Everything it offers is, at best, a guess that homogenizes toward mediocrity. In practice, this translates into doughs that don’t rise, stocks that taste like nothing, or poorly seared meats. Worse still, it lacks the ability to provide clear clues as to what went wrong or how to avoid it next time.

5. It Responds Like an Expert

One of the subtlest risks is the authoritative tone used. The AI will answer things with such familiarity and confidence that it seems to be channeling the voice of a great chef or our wise grandmothers.

But behind that confidence lies an enormous weakness. It has no criteria, no culinary judgment, and no empirical experience. It only repeats language patterns with high probability, even when it is completely mistaken.

6. It Confuses Measurements and Proportions

By pulling data from many sources without validating them, it often mixes measurement systems (grams, cups, ounces). It also has a clear tendency to use English notation (which uses decimal points instead of commas), proposing absurd quantities that mainly confuse inexperienced cooks.

From recipes using half a kilo of sugar for four servings to those calling for a tablespoon of yeast for a 100-gram dough, these errors ruin preparations and reflect a basic lack of judgment.

7. It Dilutes Cultural Essence

Traditional cooking is not just a collection of ingredients and steps; it is identity, memory, technique, and context. Because AI mixes recipes from different sources without distinguishing origins or processes, it ends up generating confusing hybrids.

It can turn a rustic peasant bread into a type of brioche or merge elements from different recipes under the same name when used in different countries, creating false culinary narratives that are then reproduced as if they were legitimate.

8. It Can Be Dangerous to Your Health

In areas like fermentation, raw meats, or canning, AI can give inaccurate or outright dangerous advice regarding food safety. This includes the risks of fermenting certain foods at room temperature or failing to warn about the proper cooking of complex ingredients.

Unfortunately, this is much more common than people think. By using a confident tone based on information sources selected primarily for advertising interests, those without experience may be following directions that pose a health risk.

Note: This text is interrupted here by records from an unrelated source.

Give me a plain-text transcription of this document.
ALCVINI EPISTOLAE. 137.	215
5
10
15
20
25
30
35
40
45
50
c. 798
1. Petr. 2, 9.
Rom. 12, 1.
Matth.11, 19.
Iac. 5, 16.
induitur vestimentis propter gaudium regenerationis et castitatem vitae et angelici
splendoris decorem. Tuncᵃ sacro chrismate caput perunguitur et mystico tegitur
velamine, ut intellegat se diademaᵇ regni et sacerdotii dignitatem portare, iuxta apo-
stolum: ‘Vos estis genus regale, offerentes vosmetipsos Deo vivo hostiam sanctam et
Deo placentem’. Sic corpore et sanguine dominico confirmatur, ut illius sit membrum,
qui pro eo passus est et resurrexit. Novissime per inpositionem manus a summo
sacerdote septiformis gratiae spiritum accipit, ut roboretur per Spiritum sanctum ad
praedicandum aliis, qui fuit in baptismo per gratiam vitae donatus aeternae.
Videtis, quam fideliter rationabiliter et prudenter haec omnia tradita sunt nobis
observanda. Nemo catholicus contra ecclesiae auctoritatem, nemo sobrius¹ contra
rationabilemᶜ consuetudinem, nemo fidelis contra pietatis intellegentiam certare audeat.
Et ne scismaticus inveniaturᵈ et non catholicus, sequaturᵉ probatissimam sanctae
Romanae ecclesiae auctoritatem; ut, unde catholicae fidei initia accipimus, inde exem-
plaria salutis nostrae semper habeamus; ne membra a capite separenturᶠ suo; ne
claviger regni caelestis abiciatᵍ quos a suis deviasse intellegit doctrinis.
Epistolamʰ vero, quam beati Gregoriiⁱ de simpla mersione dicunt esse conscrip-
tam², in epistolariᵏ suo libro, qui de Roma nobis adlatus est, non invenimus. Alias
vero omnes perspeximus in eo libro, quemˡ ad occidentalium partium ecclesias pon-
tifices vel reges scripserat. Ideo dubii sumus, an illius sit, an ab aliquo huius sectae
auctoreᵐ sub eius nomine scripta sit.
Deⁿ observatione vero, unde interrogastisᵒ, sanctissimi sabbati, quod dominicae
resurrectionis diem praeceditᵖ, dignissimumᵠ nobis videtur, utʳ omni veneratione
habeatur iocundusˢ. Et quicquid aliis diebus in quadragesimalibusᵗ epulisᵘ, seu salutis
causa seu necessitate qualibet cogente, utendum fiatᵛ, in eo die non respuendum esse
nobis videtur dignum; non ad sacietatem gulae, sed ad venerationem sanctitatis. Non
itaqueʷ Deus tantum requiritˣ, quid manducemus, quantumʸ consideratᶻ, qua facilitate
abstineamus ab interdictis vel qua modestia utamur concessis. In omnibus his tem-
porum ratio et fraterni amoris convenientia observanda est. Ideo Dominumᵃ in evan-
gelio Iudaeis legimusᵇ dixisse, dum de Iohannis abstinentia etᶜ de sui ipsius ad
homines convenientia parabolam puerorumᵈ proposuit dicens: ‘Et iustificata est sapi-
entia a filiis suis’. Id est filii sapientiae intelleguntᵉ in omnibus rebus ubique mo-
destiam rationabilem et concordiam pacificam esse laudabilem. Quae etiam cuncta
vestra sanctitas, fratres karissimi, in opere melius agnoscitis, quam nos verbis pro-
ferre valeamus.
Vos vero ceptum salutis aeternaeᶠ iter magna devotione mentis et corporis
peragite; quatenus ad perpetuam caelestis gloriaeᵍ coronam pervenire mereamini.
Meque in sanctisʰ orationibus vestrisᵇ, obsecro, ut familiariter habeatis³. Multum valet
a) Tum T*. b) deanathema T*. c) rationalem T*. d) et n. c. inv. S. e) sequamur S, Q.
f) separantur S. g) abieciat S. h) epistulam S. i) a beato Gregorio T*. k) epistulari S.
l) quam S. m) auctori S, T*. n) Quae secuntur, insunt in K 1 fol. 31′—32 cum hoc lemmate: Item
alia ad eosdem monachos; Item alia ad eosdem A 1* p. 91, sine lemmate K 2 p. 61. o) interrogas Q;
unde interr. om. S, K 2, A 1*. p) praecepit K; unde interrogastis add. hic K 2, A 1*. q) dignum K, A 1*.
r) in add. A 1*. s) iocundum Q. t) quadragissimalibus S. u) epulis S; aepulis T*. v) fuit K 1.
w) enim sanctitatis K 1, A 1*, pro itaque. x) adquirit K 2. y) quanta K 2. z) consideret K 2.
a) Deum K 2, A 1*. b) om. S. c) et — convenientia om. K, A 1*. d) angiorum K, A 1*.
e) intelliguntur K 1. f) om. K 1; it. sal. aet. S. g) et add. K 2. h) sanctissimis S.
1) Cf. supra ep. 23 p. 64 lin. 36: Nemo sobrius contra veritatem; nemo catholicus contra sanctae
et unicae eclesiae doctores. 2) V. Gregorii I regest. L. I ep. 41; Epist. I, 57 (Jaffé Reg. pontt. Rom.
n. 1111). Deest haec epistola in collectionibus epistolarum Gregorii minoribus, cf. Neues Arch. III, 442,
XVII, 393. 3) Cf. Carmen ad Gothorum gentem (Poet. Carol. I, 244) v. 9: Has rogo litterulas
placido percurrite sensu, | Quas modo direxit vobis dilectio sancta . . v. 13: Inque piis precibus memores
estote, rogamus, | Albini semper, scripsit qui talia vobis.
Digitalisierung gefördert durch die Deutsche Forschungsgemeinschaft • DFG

9. It Has No Taste, Smell, or Intuition

In real cooking, one adjusts on the fly based on quantity, temperature, or the appliances available. A real cook knows the order of a sofrito based on the dish, when a dough needs more liquid based on feel, or when the bottom of the rice is starting to catch based on the smell.

AI cannot replace that sensitivity—that direct connection with what is being cooked. And when it fails, it cannot help you correct it; it will simply repeat the same thing with new words or confuse things even more.

10. It Doesn’t Recognize Content Creators

Much of the content it generates is based on thousands of texts and recipes published by real people. But because it doesn’t cite or give credit, it reproduces these ideas as if they were its own.

In the case of traditional recipes, this is especially problematic because it makes the origin invisible and erases the cultural value of those who have collected or inherited these practices—many of which are almost disappearing even in oral tradition. It is, without a doubt, a form of appropriation without recognition.

Summary

AI can be useful for solving a quick meal or finding inspiration on a busy day. But when it comes to heritage cooking—the kind passed down through generations that defines a culture—artificial intelligence is neither neutral nor innocent.

On the contrary, it reproduces errors, disguises inventions as certainties, and creates a new layer of misinformation over a tradition that has already been miscounted many times.

That is why, instead of trusting recipes generated by an algorithm, it is better to listen to those who have cooked their whole lives, read books by serious authors, and keep culinary memory alive through experience and respect.